In the same way, my approach ensures that engineering teams can solve problems on their own, but they’re aligned on best practices, tools, and processes across the company. This alignment prevents the issues often seen in the Spotify model, where teams risk becoming too focused on their own product work, losing sight of the bigger organizational picture.
Scrum Teams Need Independence from Authority
In Scrum teams, the issue goes beyond just estimation—it’s about the entire collaboration model. Scrum is designed to foster equal collaboration, where team members work together, estimate tasks, and solve problems without a hierarchy influencing decisions. When someone on the team, such as a Product Owner, is also the boss, this balance is broken. The premise of Scrum, which relies on collective responsibility and open communication, collapses.
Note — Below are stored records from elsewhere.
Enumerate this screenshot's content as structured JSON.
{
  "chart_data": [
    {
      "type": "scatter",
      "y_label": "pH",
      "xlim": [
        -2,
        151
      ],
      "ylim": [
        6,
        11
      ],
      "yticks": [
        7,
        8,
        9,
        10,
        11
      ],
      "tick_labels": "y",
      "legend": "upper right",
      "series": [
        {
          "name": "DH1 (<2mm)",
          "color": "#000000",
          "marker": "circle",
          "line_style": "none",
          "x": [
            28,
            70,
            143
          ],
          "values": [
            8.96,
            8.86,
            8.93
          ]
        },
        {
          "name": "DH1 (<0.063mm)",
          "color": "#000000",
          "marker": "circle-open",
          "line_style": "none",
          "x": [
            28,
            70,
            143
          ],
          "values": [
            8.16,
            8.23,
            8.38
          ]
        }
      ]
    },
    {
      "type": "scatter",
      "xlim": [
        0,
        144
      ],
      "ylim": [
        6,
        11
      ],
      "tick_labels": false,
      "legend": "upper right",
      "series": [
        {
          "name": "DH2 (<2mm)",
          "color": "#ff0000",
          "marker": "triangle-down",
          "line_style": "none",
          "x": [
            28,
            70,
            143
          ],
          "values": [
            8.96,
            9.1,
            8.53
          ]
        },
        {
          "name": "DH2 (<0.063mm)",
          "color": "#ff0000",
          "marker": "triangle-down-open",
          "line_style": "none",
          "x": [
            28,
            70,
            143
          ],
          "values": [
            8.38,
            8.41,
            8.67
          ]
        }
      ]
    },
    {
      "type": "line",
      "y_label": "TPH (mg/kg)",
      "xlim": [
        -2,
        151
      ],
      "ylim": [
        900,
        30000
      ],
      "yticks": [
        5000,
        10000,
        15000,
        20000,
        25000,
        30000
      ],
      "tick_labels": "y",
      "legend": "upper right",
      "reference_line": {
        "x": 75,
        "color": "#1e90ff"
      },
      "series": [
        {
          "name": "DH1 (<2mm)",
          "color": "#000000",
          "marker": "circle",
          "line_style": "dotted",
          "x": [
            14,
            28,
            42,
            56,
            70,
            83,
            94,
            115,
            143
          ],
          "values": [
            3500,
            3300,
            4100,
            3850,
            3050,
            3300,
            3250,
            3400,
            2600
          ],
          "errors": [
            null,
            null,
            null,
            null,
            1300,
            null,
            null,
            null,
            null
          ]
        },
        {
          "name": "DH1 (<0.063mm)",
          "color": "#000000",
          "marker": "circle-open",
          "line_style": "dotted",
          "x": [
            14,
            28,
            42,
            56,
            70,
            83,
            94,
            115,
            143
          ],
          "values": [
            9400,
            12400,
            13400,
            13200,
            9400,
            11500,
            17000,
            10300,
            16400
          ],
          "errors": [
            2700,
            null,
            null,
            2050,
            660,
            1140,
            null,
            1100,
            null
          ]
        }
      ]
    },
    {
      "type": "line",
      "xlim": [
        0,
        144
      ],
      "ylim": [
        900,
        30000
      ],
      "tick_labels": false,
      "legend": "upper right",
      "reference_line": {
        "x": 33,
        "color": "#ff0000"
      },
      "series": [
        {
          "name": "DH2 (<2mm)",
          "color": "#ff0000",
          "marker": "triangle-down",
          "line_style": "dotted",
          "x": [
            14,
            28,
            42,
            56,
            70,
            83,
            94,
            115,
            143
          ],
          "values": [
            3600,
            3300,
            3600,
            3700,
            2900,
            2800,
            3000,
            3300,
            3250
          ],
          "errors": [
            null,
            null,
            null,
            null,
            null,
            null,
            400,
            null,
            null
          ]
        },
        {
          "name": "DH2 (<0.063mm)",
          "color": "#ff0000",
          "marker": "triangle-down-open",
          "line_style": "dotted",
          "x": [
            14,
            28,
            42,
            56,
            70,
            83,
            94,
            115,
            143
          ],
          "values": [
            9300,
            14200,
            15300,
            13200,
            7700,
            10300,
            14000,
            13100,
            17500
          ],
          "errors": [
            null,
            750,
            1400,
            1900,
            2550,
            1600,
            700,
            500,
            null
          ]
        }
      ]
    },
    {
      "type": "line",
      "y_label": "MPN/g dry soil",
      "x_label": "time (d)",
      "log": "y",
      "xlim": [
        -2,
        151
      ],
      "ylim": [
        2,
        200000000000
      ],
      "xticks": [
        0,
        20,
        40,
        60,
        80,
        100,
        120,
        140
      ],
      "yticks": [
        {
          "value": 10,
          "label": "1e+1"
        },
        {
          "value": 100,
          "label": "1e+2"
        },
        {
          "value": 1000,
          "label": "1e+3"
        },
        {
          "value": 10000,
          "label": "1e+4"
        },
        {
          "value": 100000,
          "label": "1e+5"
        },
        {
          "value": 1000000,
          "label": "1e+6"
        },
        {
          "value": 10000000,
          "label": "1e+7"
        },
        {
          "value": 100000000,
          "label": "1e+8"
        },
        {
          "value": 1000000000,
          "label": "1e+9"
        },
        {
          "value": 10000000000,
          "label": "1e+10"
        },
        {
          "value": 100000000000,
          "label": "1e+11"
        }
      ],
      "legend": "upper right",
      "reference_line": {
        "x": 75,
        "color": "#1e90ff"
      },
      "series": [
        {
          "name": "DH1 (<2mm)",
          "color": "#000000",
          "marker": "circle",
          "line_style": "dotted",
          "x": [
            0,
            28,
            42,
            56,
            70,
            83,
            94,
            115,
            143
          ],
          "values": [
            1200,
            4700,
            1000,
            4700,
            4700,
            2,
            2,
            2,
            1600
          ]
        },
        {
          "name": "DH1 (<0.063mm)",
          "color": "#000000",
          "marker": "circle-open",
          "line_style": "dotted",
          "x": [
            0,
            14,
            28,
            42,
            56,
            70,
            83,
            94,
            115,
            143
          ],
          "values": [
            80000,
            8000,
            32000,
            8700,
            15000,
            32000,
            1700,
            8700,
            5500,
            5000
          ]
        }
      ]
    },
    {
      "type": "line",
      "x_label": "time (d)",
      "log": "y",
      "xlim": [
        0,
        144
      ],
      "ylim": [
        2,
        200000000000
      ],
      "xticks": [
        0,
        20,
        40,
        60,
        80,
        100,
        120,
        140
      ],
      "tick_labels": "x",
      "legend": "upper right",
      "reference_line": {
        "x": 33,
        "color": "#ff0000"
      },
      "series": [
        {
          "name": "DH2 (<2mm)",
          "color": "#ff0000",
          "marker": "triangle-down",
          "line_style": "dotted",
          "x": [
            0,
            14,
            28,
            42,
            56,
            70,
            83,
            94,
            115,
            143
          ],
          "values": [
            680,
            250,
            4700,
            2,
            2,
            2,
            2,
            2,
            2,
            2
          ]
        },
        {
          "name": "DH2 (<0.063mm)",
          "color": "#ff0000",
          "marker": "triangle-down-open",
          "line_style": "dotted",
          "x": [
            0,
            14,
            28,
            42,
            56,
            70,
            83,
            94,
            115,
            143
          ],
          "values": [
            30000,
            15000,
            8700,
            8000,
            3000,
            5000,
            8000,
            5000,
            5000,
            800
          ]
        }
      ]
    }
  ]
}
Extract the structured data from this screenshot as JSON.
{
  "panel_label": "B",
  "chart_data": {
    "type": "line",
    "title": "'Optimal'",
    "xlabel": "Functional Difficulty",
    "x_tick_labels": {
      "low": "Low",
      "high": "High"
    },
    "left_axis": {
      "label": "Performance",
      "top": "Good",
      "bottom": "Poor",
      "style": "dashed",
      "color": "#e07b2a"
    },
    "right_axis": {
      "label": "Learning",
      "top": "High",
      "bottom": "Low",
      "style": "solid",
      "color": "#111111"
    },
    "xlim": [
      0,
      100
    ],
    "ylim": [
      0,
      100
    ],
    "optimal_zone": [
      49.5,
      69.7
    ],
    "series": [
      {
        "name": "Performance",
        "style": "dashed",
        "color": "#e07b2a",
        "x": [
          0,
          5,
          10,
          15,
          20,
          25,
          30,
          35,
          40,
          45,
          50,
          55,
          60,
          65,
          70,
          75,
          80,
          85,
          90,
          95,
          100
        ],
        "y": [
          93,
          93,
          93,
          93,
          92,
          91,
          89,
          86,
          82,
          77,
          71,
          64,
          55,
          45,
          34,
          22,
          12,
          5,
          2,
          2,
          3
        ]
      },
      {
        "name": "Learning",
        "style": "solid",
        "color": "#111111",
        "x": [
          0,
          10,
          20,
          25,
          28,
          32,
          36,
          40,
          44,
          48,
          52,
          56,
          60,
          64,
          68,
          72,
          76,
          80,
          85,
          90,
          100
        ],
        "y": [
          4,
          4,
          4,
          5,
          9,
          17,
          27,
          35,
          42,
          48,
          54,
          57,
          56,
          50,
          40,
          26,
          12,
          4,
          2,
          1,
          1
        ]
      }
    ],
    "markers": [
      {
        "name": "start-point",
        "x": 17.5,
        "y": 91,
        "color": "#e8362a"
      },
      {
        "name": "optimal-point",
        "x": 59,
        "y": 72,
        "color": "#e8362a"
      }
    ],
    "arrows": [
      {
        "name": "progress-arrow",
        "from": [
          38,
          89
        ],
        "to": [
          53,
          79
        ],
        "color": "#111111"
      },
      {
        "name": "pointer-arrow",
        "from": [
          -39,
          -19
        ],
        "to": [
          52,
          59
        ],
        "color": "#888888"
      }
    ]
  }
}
If the Product Owner or any other leader on the team has direct authority over the others, it can lead to a situation where estimates are overridden, team members feel pressured to work longer hours, and decisions are driven by power dynamics rather than collaboration. This undermines the core principles of Scrum, where the goal is for teams to self-organize and be empowered to make their own decisions.
By keeping authority structures out of the Scrum team, we ensure that collaboration is truly equal, and that decisions are made based on the team’s expertise and collective input—not on the directives of a boss.
How We Balance Autonomy and Alignment
Instead of organizing engineers strictly around product owners and budgets—like in the Spotify model—we’ve created a framework where engineers report through a central engineering line. This keeps everyone on the same page when it comes to methods and processes. Engineers still work closely with product teams, but they don’t lose sight of the bigger picture: adhering to company-wide standards.
This approach solves a problem common in both the Spotify and Team Topologies models. In Spotify, squads may go off and build things their way, leading to inconsistencies across the organization. In Team Topologies, stream-aligned teams can become too focused on optimizing their flow, which sometimes means diverging from company-wide practices. By maintaining a central engineering line, we keep our teams aligned while still giving them the autonomy they need to innovate and move quickly.
The Result
Our approach strikes a balance. Teams are free to innovate and adapt to the challenges of their product work, but they aren’t reinventing the wheel or deviating from best practices. We’ve managed to avoid the pitfalls of silos and fragmented processes by ensuring that every team operates within a shared framework—just like how SEAL teams can work independently, but they all share the same training, tools, and methods.
At the end of the day, it’s not about limiting autonomy; it’s about creating the right kind of autonomy. Teams should be able to act independently, but they should do so in a way that keeps the organization moving in the same direction. That’s the key to scaling effectively without losing sight of what makes us successful in the first place.